Request By:
[NO REQUESTBY IN ORIGINAL]
Opinion
Opinion By: Albert B. Chandler III, Attorney General; James M. Ringo, Assistant Attorney General
Open Records Decision
The matter comes to the Attorney General on appeal from the actions of the Bullitt County Health Department relative to Eugene McGruder's open records request to inspect certain of the Department's records.
In his letter of appeal, Mr. McGruder stated that he had not received any response to his open records request from the Department.
After receipt of the letter of appeal, we sent a "Notification to Agency of Receipt of Open Records Appeal" and a copy of Mr. McGruder's letter to the Department. As authorized by KRS 61.880(2) and 40 KAR 1:030, Section 2, Ned Fitzgibbons, Public Health Director, on behalf of the Department, provided this office with a response to the issues raised in the appeal.

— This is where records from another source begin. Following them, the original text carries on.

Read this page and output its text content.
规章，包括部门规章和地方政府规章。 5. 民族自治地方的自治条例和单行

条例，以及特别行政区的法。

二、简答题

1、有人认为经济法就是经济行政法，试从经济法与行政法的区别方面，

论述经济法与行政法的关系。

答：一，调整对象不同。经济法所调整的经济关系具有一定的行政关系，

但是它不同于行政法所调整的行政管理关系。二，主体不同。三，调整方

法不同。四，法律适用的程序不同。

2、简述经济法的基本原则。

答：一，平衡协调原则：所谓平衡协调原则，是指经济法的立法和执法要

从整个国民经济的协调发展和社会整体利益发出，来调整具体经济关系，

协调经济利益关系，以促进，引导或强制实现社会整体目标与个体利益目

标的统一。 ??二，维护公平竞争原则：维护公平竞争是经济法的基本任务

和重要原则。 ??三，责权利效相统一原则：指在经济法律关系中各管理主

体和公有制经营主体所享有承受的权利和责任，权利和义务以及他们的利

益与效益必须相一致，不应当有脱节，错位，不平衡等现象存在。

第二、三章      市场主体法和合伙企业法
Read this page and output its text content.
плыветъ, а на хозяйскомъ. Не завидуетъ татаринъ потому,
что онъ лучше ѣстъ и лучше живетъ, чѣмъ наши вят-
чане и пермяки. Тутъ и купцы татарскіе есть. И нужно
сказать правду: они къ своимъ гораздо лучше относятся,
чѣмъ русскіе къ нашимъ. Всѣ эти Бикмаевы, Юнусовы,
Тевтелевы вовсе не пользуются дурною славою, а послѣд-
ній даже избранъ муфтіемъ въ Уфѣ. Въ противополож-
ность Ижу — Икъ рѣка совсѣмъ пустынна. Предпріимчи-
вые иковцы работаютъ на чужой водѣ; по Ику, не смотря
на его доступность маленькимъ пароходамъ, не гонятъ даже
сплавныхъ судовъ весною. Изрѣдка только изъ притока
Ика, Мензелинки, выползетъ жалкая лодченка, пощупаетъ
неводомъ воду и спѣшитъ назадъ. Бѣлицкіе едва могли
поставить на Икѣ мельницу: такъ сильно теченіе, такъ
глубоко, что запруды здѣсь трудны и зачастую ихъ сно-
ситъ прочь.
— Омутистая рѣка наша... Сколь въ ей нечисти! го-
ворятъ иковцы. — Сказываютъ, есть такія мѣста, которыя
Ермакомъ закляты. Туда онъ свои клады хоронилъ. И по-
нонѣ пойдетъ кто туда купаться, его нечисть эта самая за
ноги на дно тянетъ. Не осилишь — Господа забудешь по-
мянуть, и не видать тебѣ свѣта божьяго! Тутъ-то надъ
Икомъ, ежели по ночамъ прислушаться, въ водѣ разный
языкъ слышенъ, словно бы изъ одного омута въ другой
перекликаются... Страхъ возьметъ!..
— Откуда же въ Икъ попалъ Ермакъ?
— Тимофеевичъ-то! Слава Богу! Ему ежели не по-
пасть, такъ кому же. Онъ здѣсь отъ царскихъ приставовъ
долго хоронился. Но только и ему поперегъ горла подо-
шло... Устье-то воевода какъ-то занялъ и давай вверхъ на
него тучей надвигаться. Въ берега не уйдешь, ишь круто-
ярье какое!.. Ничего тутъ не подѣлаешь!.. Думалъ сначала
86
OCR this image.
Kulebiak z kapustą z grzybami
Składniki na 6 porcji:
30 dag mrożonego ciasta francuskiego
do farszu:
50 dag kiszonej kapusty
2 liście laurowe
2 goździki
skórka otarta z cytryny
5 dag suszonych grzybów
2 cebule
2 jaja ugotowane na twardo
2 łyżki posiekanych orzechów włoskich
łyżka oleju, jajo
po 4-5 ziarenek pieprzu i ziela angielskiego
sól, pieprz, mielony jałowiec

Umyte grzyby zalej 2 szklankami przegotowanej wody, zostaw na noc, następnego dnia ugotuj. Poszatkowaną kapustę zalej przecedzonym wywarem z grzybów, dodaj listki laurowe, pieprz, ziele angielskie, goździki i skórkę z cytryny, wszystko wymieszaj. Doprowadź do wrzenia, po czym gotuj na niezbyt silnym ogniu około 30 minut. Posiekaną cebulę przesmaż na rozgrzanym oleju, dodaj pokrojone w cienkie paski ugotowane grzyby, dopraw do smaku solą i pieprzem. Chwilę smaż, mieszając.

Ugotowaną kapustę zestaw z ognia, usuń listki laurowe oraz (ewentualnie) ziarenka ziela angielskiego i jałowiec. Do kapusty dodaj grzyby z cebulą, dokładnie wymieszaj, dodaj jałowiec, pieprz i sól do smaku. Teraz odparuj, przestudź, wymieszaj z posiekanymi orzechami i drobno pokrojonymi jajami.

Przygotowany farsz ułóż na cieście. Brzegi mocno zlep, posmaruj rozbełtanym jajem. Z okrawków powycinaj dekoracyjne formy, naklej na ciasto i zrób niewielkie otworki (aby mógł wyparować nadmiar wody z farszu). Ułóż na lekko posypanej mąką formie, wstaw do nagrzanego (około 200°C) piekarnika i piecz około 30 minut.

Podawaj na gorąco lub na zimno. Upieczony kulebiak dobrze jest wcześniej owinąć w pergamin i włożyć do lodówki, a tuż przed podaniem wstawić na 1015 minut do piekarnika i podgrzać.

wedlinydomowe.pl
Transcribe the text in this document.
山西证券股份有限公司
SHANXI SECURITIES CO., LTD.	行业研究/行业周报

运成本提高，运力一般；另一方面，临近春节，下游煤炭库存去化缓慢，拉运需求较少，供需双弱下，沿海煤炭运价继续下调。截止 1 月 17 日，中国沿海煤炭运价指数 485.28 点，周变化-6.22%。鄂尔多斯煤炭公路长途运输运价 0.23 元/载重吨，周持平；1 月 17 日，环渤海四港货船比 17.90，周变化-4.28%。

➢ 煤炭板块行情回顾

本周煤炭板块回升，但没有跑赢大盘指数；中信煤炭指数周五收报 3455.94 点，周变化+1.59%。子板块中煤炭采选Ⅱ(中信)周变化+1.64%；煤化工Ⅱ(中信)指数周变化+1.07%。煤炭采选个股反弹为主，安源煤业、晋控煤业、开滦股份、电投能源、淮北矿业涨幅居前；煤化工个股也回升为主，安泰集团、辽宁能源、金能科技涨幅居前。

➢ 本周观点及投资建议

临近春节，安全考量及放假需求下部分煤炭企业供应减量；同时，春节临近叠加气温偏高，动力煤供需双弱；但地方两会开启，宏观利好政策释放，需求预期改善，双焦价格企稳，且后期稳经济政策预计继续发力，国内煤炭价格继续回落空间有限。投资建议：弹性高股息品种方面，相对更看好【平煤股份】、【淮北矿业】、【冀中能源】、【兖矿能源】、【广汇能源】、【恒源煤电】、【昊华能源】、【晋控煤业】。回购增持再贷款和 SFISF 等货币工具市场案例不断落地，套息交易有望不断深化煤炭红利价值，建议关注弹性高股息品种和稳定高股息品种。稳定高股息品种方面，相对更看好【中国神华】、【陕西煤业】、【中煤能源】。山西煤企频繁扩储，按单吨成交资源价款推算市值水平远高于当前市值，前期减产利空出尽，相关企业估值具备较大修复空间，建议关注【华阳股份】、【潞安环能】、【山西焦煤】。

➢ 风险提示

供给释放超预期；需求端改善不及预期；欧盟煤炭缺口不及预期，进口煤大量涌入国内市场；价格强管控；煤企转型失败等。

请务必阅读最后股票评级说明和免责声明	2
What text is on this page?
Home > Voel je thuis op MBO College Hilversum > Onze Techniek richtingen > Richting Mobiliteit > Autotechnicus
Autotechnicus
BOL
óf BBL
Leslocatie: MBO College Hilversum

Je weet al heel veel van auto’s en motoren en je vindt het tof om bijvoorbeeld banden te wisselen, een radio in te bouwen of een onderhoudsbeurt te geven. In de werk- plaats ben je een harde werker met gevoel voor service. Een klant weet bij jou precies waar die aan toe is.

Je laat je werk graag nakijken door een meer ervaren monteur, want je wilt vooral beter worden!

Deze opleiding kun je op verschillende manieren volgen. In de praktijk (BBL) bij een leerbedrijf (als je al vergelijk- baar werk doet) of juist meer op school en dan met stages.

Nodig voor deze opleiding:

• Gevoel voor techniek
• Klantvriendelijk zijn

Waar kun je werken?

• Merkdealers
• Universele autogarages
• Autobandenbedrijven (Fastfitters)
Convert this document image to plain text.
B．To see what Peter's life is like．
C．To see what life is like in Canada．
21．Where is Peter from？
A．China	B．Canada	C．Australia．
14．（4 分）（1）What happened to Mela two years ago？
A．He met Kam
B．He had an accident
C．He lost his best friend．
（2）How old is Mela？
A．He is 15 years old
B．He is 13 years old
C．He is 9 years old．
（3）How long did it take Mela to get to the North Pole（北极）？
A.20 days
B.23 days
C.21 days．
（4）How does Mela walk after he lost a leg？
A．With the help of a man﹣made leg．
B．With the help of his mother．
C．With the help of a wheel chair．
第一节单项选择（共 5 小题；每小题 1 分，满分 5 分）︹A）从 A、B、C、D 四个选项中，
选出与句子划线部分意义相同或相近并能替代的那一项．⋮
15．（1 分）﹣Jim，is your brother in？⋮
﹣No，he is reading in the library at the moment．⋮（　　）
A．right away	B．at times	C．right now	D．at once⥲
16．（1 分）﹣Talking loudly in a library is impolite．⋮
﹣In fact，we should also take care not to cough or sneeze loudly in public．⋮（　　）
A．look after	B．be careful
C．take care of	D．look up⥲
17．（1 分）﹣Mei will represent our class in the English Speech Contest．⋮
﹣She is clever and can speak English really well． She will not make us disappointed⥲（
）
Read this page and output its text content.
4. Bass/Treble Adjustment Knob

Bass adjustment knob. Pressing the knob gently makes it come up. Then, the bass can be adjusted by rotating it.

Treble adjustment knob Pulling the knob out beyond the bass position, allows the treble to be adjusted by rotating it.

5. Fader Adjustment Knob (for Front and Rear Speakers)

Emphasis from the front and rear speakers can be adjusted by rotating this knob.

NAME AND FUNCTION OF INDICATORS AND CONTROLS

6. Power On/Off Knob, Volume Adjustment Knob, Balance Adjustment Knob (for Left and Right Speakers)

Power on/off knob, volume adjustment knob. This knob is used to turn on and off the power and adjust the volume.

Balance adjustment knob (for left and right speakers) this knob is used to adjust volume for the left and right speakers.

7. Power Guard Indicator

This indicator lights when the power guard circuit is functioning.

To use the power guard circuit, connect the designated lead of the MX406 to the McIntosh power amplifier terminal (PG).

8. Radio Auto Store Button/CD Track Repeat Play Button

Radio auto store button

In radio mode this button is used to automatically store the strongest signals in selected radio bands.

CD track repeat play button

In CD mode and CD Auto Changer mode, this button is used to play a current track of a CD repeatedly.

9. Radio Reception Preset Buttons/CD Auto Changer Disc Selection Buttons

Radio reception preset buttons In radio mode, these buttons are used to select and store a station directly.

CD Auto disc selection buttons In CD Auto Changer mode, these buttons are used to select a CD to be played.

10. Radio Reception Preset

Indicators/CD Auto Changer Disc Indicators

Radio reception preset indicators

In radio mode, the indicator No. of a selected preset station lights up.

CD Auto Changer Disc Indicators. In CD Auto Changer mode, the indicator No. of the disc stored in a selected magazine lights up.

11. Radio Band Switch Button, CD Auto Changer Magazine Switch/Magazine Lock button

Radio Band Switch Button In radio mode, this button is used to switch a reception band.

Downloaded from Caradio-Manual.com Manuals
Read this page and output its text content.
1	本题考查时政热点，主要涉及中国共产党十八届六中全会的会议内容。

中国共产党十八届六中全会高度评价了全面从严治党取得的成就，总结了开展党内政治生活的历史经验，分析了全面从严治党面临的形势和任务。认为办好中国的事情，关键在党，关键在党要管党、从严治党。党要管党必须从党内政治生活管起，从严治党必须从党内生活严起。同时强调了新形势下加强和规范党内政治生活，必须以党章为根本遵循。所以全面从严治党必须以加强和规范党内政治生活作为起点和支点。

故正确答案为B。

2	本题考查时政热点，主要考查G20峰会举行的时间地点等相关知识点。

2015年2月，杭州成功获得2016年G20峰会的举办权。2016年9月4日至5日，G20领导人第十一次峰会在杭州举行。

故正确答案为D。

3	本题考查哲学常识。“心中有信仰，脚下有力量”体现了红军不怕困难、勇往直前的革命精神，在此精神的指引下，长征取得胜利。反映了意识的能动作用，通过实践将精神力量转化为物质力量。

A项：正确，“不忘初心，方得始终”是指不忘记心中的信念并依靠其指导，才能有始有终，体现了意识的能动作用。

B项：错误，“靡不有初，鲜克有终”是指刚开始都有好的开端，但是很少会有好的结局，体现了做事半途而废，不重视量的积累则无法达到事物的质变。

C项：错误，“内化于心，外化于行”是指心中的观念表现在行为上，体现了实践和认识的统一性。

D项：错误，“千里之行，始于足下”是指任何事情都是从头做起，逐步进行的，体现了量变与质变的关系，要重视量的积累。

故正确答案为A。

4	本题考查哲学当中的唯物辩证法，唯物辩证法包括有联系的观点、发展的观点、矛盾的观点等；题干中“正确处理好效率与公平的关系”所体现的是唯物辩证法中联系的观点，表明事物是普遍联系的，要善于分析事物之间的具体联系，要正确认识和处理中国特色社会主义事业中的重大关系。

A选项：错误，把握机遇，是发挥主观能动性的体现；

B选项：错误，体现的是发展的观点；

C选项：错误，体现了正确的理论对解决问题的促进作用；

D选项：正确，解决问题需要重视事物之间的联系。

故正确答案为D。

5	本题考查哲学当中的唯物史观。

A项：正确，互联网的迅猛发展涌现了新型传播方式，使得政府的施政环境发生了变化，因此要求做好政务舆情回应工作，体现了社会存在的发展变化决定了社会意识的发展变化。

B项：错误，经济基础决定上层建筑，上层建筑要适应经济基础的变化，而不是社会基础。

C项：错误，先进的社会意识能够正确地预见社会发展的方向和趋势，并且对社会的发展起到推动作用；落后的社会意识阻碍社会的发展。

In his response, Mr. Fitzgibbons stated that Mr. McGruder's original request failed to include a return fax number, a phone number, or an address. He also noted that there was no phone number or address listed for Mr. McGruder in the Shepherdsville phone book. Mr. Fitzgibbons further advised:
If Eugene McGruder wishes to inspect Bullitt County Health Department files regarding the Big Valley Sewage Treatment Lagoon, he may do so simply by contacting this agency during regular business hours with his request, and we will accommodate him within three working days.
If Eugene McGruder wishes to copy any pages of these files, the fee for that is 50 cents per page.
Mr. Fitzgibbons' letter indicates that a copy of his letter was faxed to Mr. McGruder at the fax number which Mr. McGruder had provided in his letter of appeal.
We are asked to determine if the actions of the Department were consistent with the Open Records Act. For the reasons that follow, we conclude that, with the exception of the amount the Department charges per copy for its records, its actions were in substantial compliance with the Act.
KRS 61.880(1) requires that a public agency respond, in writing, to an open records request within three business days after its receipt. As noted above, Mr. McGruder had left no return fax number, mailing address or telephone number where he could be reached. Thus, the Department was unable to respond to his request within three working days.
Under these circumstances, we conclude the Department's failure to timely respond within three days is mitigated by the failure of Mr. McGruder to provide a correct fax number, address, or telephone number to which it could timely respond, and find no procedural violation of the Open Records Act.
The Department has agreed to make its files available for Mr. McGruder's inspection and copying. If he has not already done so, he should contact the Department and make arrangements to inspect the records he seeks.
We do note, however, that the Department, in its letter to this office, stated that its fee for copying pages from agency records was 50 cents per page. In 98-ORD-168, we concluded that the agency's charge of fifty cents per page was not a reasonable copying charge within the meaning of KRS 61.874(3). If a public agency charges more than ten cents per page, it has the burden of establishing that this is not an excessive fee.
KRS 61.874(3) provides in relevant part:
The public agency may prescribe a reasonable fee for making copies of nonexempt public records requested for use for noncommercial purposes which shall not exceed the actual cost of reproduction, including the costs of the media and any mechanical processing cost incurred by the public agency, but not including the cost of staff required.
This provision has been interpreted to mean that the fee charged for copies should be based on the agency's actual expense, not including staff costs. The fee is thus limited to the proportionate cost of maintaining copying equipment by purchase or rental, and the supplies involved. In
Friend v. Rees, Ky.App., 696 S.W.2d 325 (1985), the Kentucky Court of Appeals held that ten cents per page was a reasonable copying charge under the Open Records Act.
Unless the Department can establish that its actual cost for reproducing records is greater than ten cents per page, based on the cost of media and mechanical processing as defined in KRS 61.870(7) and (8), we would conclude that fifty cents per page is an excessive copying fee. The Department should recalculate its copying fee to conform to the requirements of KRS 61.874(3) and charge Mr. McGruder, should he want copies of agency records, accordingly.
A party aggrieved by this decision may appeal it by initiating action in the appropriate circuit court pursuant to KRS 61.880(5) and KRS 61.882. Pursuant to KRS 61.880(3), the Attorney General should be notified of any action in circuit court, but should not be named as a party in that action or in any subsequent proceeding.